Aber repräsentative Demokratie heißt für die Etablierten, daß Volkes Wille gefiltert werden muß. Die Menschen, so wird immer argumentiert, seien nicht frei von Stimmungen. Volkes Stimme und Wille läßt man daher lieber von Demoskopen testen (die sich jedoch immer häufiger irren, weil sich der Wähler – gemein, wie er nun einmal ist – nicht mehr an die Umfragen hält).

Das Ergebnis fließt dann in die typischen Bonner Kompromisse ein, die nichts vernünftig regeln und niemanden zufriedenstellen. Schon freut sich Schäuble, daß die Bundesratsmehrheit von SPD, Grünen und kommunistischer PDS fürs erste dahin ist.
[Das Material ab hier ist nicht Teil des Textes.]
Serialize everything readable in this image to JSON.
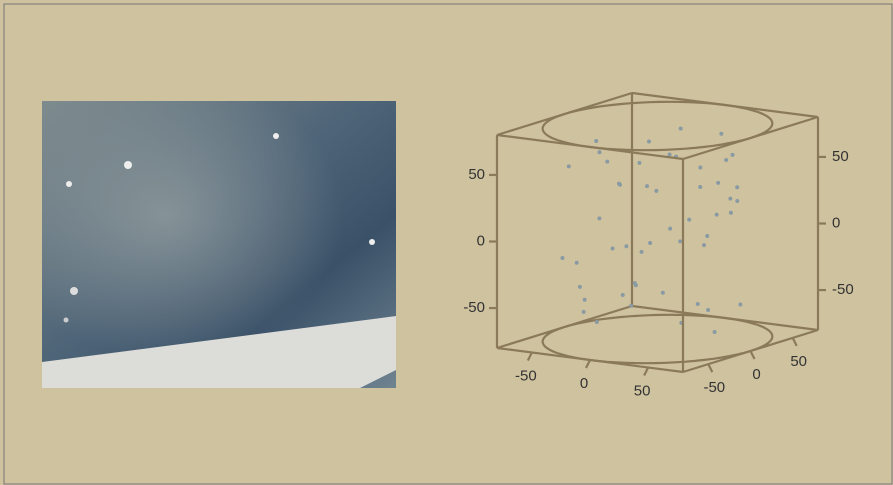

Jetzt kann der Vermittlungsausschuß von Bundestag und Bundesrat wieder aktiv werden. Unionspolitiker liebäugeln bereits mit der Möglichkeit, beim Doppelpaß ein wenig Einfluß nehmen und "nachbessern" zu können.

Denn das muß man wissen: Kochs Hessen-Wahlkampf im Fahrwasser der Positionen von Alfred Dregger und in enger Anlehnung an die bayerische CSU war für die CDU ein Sonderweg. Die Verhältnisse lassen sich nicht auf Bremen, Schleswig-Holstein oder Berlin übertragen. Um ein Haar hätte die Unionsfraktion einen "kleinen Doppelpaß" beschlossen. Schäuble hat nicht einmal im Parteipräsidium unbedingt eine Mehrheit für diese von der CSU ausgehende Unterschriftenaktion.

Die größte Angst vor Volksabstimmungen haben die Bonner Mandatsträger in eigener Sache: Der Souverän könnte ihre Diäten kürzen und die Politiker in der BfA zwangsversichern, damit sie die Folgen ihrer Rentenpolitik am eigenen Leibe zu spüren bekommen. Verdient hätten sie’s ja.